Over my years of working with people, I've also learned that allowing yourself to be vulnerable and open is powerful for you and for your listeners.

CREATING CONNECTIONS We've all been to meetings where the speaker or facilitator uses an awkward or superficial device to force everyone to create a connection with the stranger next to us. No. 1 on my list of the 10 worst ways to force interactivity is when attendees are asked to massage the shoulders of the person next to them. Eeek!

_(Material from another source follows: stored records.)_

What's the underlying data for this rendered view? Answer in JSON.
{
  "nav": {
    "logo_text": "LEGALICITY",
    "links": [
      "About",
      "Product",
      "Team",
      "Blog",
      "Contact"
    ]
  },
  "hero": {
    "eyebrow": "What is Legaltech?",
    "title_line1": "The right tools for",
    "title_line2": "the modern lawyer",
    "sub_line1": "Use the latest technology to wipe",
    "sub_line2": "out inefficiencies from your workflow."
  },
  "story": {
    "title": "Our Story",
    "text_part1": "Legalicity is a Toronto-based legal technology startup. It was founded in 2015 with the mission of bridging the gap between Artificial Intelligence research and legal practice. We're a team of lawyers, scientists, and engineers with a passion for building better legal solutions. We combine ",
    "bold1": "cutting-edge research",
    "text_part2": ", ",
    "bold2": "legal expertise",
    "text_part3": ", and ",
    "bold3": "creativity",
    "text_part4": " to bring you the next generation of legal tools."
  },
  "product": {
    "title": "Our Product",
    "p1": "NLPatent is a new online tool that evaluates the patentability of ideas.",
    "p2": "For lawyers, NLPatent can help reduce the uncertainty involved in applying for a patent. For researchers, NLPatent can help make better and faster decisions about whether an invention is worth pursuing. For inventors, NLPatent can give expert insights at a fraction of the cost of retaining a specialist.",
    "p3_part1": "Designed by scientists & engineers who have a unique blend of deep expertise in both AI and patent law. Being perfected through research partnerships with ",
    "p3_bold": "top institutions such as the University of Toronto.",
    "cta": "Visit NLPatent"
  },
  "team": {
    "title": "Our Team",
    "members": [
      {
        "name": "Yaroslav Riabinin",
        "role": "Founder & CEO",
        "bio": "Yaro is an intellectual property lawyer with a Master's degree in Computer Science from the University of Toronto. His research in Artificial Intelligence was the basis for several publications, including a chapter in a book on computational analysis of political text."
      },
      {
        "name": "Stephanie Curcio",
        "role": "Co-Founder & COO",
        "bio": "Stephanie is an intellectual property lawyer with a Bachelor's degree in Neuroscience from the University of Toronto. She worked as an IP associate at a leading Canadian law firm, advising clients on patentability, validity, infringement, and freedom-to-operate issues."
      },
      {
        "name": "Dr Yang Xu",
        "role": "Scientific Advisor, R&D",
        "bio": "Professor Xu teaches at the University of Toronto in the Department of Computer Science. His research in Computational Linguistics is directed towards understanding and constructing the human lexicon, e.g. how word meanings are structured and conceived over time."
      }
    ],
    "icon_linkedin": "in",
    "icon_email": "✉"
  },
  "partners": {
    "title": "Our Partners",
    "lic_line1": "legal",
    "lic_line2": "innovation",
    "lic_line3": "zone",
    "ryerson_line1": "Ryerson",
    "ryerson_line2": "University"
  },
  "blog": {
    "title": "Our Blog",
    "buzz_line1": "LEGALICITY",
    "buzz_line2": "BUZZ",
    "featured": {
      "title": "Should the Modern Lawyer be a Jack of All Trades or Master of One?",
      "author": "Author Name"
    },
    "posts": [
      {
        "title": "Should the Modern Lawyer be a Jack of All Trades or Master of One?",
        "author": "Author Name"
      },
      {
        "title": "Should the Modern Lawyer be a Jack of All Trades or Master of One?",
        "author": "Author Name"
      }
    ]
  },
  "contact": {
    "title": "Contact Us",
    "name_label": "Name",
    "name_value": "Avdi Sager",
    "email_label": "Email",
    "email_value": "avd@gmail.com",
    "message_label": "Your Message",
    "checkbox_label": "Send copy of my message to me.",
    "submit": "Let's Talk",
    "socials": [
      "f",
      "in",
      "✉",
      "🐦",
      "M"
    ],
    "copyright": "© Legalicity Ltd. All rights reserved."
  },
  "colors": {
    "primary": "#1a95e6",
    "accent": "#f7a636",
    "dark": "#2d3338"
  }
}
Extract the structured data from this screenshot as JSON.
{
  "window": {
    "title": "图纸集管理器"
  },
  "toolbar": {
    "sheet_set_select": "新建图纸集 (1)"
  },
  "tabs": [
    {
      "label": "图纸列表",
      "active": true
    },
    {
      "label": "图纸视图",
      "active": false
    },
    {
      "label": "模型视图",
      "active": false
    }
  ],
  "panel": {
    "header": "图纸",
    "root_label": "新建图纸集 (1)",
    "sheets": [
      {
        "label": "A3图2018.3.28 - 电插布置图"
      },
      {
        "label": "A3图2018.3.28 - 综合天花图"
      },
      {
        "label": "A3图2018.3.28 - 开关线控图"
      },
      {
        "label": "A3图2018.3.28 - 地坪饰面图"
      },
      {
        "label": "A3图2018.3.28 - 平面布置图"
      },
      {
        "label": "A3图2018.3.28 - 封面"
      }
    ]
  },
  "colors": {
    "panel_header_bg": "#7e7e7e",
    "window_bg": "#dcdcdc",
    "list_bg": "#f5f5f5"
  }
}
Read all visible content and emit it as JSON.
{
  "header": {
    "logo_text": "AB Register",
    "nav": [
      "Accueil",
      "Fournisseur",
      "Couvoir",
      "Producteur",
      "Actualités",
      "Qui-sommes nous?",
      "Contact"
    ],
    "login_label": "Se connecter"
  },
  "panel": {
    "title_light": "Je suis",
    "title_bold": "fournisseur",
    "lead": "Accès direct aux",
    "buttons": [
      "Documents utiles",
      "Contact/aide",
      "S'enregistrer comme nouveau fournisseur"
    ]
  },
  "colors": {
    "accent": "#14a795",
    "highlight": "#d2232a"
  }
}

For much better ideas, I recommend The Big Book of Team Building Games: Trust-Building Activities, Team Spirit Exercises, and Other Fun Things to Do by John Newstrom and Edward Scannell. The book presents a smorgasbord of ideas and games from which to choose. I wouldn't recommend them all, but here's what I do like about the book — and what I suspect busy remodelers will like as well:

  • Its format is friendly and easy to use. Instructions are clear, props are minimal, and tips are offered.
  • The first 30 pages are a concise discussion of how, when, and why to use games.
  • There are 70 simple-to-lead games sorted into 12 solution-oriented categories, such as icebreakers, creating team identity, and coping with change.


One activity that I plan to use with groups I'll be facilitating later this spring comes from a part of the book about helping teams build mutual support.

At our meetings, some members are invariably new to the group, while others are returning. Not only do we want everyone to learn about one another's business but we also want them to learn something about the business owner. The idea from the book, condensed here, is for each person to design his or her own “coat of arms,” using a template with five sections. The book suggests filling those sections by sketching or writing out the concepts:

  • Something that characterizes a recent peak performance you've had;
  • Something about yourself that very few people know;
  • A symbol of how you like to spend your spare time;
  • Something you are very good at;
  • And something that communicates your personal motto.

I'll ask each person to explain his or her coat of arms to the group, revealing as much or as little as feels comfortable. We'll post drawings behind each person's chair, and they will undoubtedly lead to engaging conversations during our time together.
To illustrate: In the case of my own coat of arms, I might use the first section to depict a heavier figure and a thinner figure, to represent the 15 pounds I finally lost. In the fourth section, I might draw a large ear attached to a heart, because I think I'm a good listener who hears the undertones of what is really important. In the “motto” section, I would write: Follow your values, always set goals, and work hard for continuous improvement.

So try games, but don't use them solely to entertain. Newstrom and Scannell also urge being selective about your goals, and summarizing the key learning points afterward. Speaking only for myself, I would also add: No massaging, please.